We both practice Aikido. One of the principles of Aikido is connection. For many, Aikido is a place to practice principles such as connection, relaxation, presence, and awareness. These principles are practiced within a martial discipline. As our partner enters with an “attack,” my job is to receive the energy and person in a relaxed and present manner, blending with them to produce a peaceful, non-injurious result. My partner will take a roll, which completes the technique.
We are grateful for our training partners, as they give us the opportunity to practice something other than our initial impulse — fight or flight. These are hardwired responses we all have when we sense strong emotions such as anger. Depending on one’s history, sometimes even kindness can produce negative automatic responses. We are waiting for the other shoe to drop.
To explore this, we did a typical opening Aikido move. I grabbed his wrist. We both took in a breath, exhaled and relaxed — he into the sensation of being grabbed and relaxing into my hand. I imagined feeling through my palm his tissues, bones and beating heart.

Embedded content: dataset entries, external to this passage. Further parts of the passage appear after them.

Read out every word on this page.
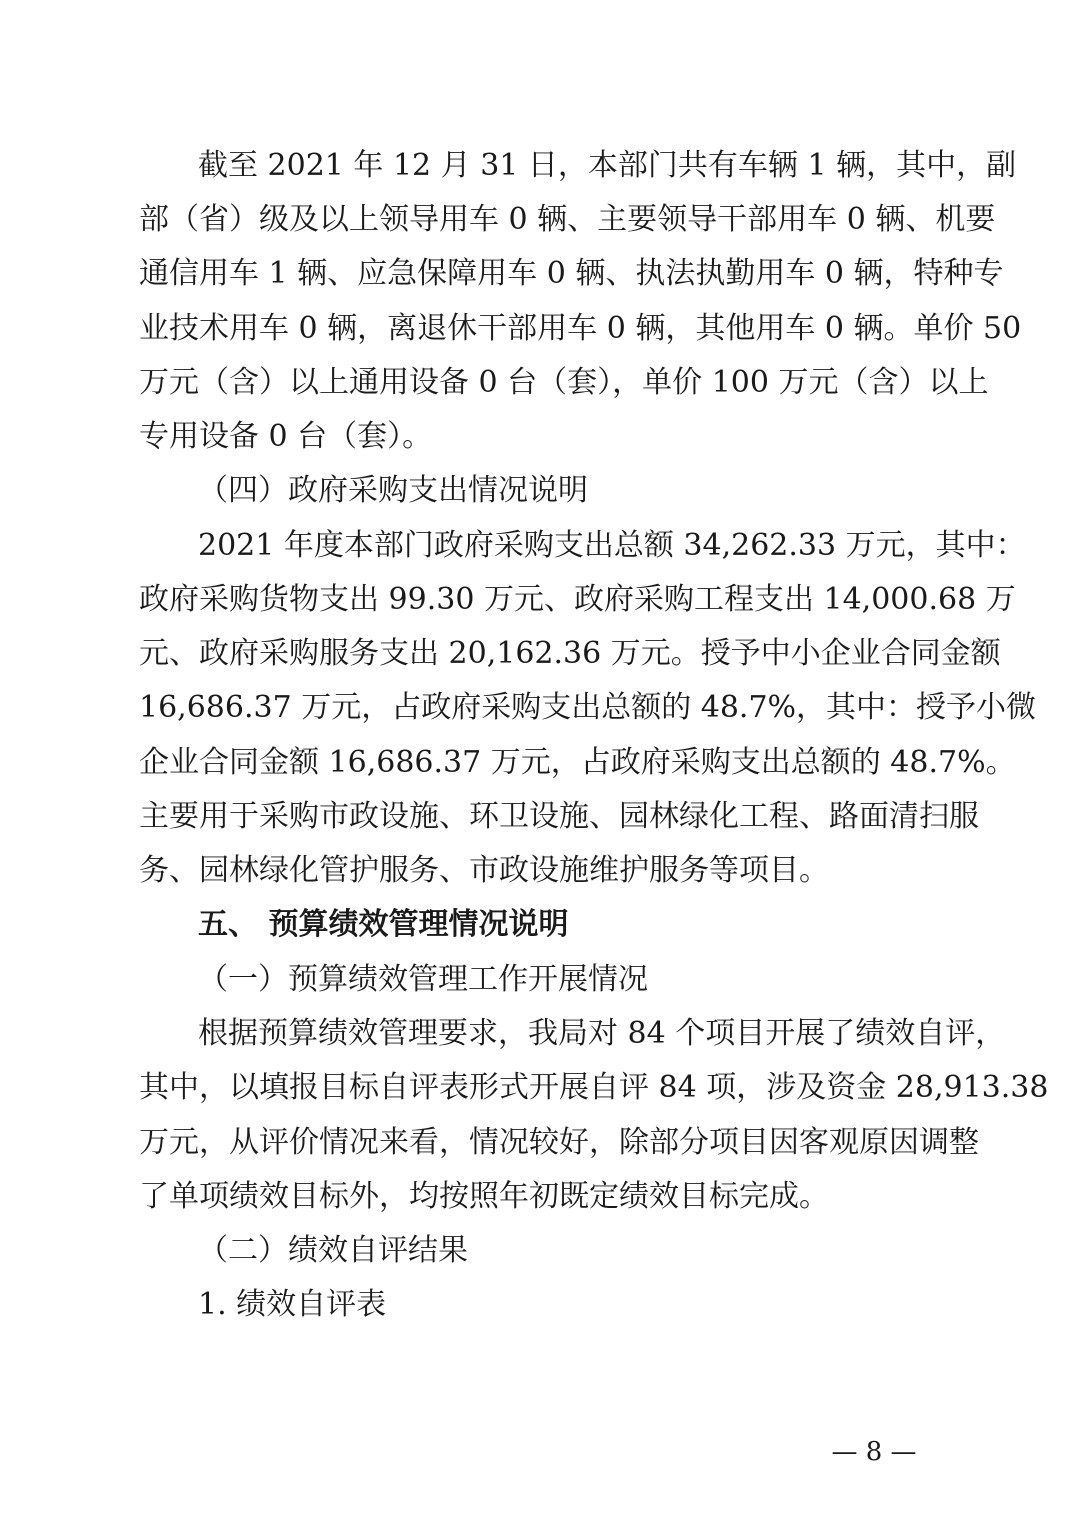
截至 2021 年 12 月 31 日，本部门共有车辆 1 辆，其中，副
部（省）级及以上领导用车 0 辆、主要领导干部用车 0 辆、机要
通信用车 1 辆、应急保障用车 0 辆、执法执勤用车 0 辆，特种专
业技术用车 0 辆，离退休干部用车 0 辆，其他用车 0 辆。单价 50
万元（含）以上通用设备 0 台（套），单价 100 万元（含）以上
专用设备 0 台（套）。
（四）政府采购支出情况说明
2021 年度本部门政府采购支出总额 34,262.33 万元，其中：
政府采购货物支出 99.30 万元、政府采购工程支出 14,000.68 万
元、政府采购服务支出 20,162.36 万元。授予中小企业合同金额
16,686.37 万元，占政府采购支出总额的 48.7%，其中：授予小微
企业合同金额 16,686.37 万元，占政府采购支出总额的 48.7%。
主要用于采购市政设施、环卫设施、园林绿化工程、路面清扫服
务、园林绿化管护服务、市政设施维护服务等项目。
五、 预算绩效管理情况说明
（一）预算绩效管理工作开展情况
根据预算绩效管理要求，我局对 84 个项目开展了绩效自评，
其中，以填报目标自评表形式开展自评 84 项，涉及资金 28,913.38
万元，从评价情况来看，情况较好，除部分项目因客观原因调整
了单项绩效目标外，均按照年初既定绩效目标完成。
（二）绩效自评结果
1. 绩效自评表
— 8 —
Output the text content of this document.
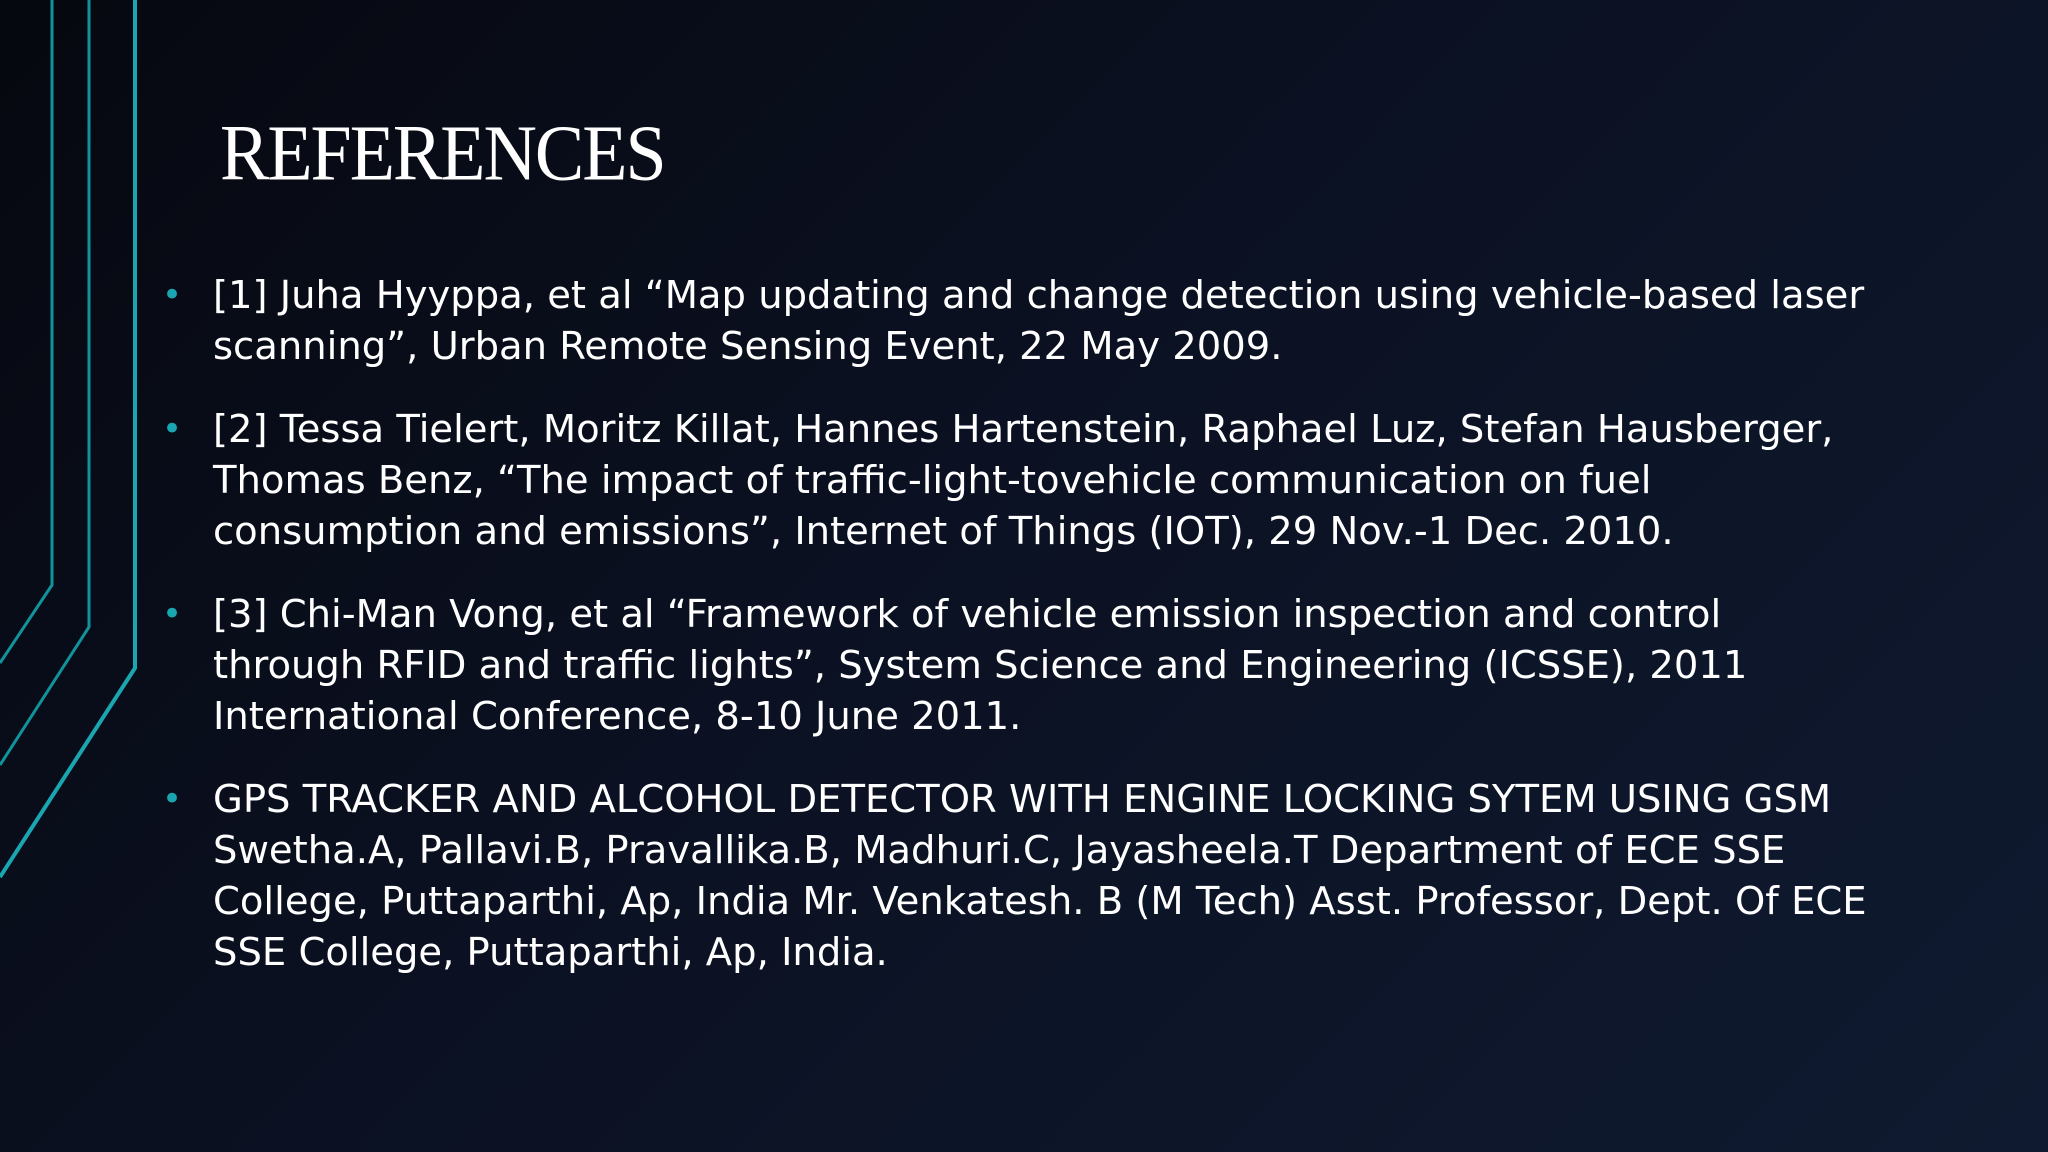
REFERENCES
• [1] Juha Hyyppa, et al “Map updating and change detection using vehicle-based laser scanning”, Urban Remote Sensing Event, 22 May 2009.
• [2] Tessa Tielert, Moritz Killat, Hannes Hartenstein, Raphael Luz, Stefan Hausberger, Thomas Benz, “The impact of traffic-light-tovehicle communication on fuel consumption and emissions”, Internet of Things (IOT), 29 Nov.-1 Dec. 2010.
• [3] Chi-Man Vong, et al “Framework of vehicle emission inspection and control through RFID and traffic lights”, System Science and Engineering (ICSSE), 2011 International Conference, 8-10 June 2011.
• GPS TRACKER AND ALCOHOL DETECTOR WITH ENGINE LOCKING SYTEM USING GSM Swetha.A, Pallavi.B, Pravallika.B, Madhuri.C, Jayasheela.T Department of ECE SSE College, Puttaparthi, Ap, India Mr. Venkatesh. B (M Tech) Asst. Professor, Dept. Of ECE SSE College, Puttaparthi, Ap, India.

We stayed like this for several long moments — attempting to feel each other’s beating heart through the connection of our hands and wrists. Another big exhale, each imagining we could feel into each other’s hearts. I noticed that I became present to my own body’s sensations. The surrounding noise of the coffee shop receded.
I felt a deep joy in the pleasure of greeting him with my heart. Gentle, precious, tender, for I was extending to touch another’s heart with mine. That very organ that gives us life and we hope with all we have, gives and receives love.
For me, this is connection — the baring of myself to be touched by another. For it is in the opening to receive that I find myself giving. I feel a sense of uncertainty. Will I receive back pain and disappointment?
When we have a strong sense of our self and our commitment to be and act in the world as we would like to be, we can weather the occasional disappointments. For the reward is greater peace and acknowledgement of what we all want deep inside — to love and be loved.
Imagine your heart inside your chest, the size of a fist, beating faithfully. Appreciate its fragility as well as its strength.
Greet your loved ones with this heart. Give yourself a moment or two to pause, imagining yourself connecting to their precious heart. Feel your feet on the ground. Take a deep breath. Then feel what is transpiring between the two of you.
From this place, have the conversation you were thinking to have or the one they wanted to have with you. Or have a different conversation, acknowledging the love and what two human beings can create from this space.